Homo Increpans: Abusive Vocabulary of Personages in Fyodor Dostoevsky’s and Nikolay Leskov’s Works. The First Article
Abstract
The article examines the range of abusive vocabulary in Nikolay S. Leskov’s novel “Аt Sword’s Points” and Fyodor M. Dostoevsky’s novel “Demons” as one of the characteristic features of the authors’ idiolect. It reveals a correlation between expletives and the types of characters in these works and suggests that their use is governed by a strict determinism. Separately the article discusses the function of abusive words in literary texts, such as the desire to humiliate and insult the interlocutor.
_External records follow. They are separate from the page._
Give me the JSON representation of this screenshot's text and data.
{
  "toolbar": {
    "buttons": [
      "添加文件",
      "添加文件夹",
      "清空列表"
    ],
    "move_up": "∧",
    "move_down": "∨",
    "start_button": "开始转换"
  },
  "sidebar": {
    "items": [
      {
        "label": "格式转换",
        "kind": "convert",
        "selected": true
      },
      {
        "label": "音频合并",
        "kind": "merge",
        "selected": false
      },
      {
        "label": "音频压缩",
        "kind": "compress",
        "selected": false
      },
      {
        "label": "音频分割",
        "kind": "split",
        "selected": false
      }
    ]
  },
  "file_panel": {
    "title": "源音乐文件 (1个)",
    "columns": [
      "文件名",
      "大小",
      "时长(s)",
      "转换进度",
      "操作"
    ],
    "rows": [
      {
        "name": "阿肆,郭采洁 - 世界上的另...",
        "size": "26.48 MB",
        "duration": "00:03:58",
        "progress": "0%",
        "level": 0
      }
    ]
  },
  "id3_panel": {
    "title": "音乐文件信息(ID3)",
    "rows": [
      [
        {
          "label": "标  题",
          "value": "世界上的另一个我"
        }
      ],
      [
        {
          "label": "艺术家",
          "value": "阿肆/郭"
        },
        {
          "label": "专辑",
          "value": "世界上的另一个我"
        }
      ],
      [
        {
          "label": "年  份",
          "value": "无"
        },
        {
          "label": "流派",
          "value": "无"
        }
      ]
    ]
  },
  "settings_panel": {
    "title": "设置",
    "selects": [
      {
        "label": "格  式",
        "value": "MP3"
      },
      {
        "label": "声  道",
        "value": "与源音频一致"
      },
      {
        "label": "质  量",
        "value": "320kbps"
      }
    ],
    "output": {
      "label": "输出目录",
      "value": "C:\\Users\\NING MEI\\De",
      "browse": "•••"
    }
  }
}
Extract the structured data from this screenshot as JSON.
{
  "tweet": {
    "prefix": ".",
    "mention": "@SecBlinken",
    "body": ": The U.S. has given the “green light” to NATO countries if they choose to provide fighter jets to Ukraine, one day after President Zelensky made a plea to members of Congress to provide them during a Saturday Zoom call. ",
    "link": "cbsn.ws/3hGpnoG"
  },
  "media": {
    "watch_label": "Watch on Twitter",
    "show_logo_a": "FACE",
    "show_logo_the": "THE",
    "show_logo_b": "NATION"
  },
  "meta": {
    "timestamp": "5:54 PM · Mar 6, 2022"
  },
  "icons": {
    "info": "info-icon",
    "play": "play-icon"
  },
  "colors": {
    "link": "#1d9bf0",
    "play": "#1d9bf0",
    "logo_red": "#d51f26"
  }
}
It reveals that the two novels by Leskov and Dostoevsky are marked by the predominance of the expletives fool, wretch, scoundrel, bastard, scum (durak, podlets, merzavets, negodyay, svolotch) among others. Attention is also paid to the high frequency of the word devil. At the same time the article notes that expletives in the novel “Аt Sword’s Points” are remarkably diverse, as are the attributives used with them. The analyzed material enables certain conclusions to be drawn and allows to put forward a hypothesis about the relationship between the frequency of expletives and types of linguistic identity. The inability to identify oneself with any class or social group, a kind of social schizophrenia that leads to swearing, aggression and a nervous, often split personality, creates a special type of linguistic identity – Homo Increpans (“Swearing Man”). The desire to humiliate someone and thereby elevate oneself, together with the ambition to destroy everything, constitutes the very type of personality that served as the basis of the nihilists. The article hypothesizes that Nikolay S. Leskov and Fyodor M. Dostoevsky themselves belong to the Homo Increpans archetype as well: the active use of abusive words in texts of various genres, not just fiction, typifies their idiostyle to a great extent.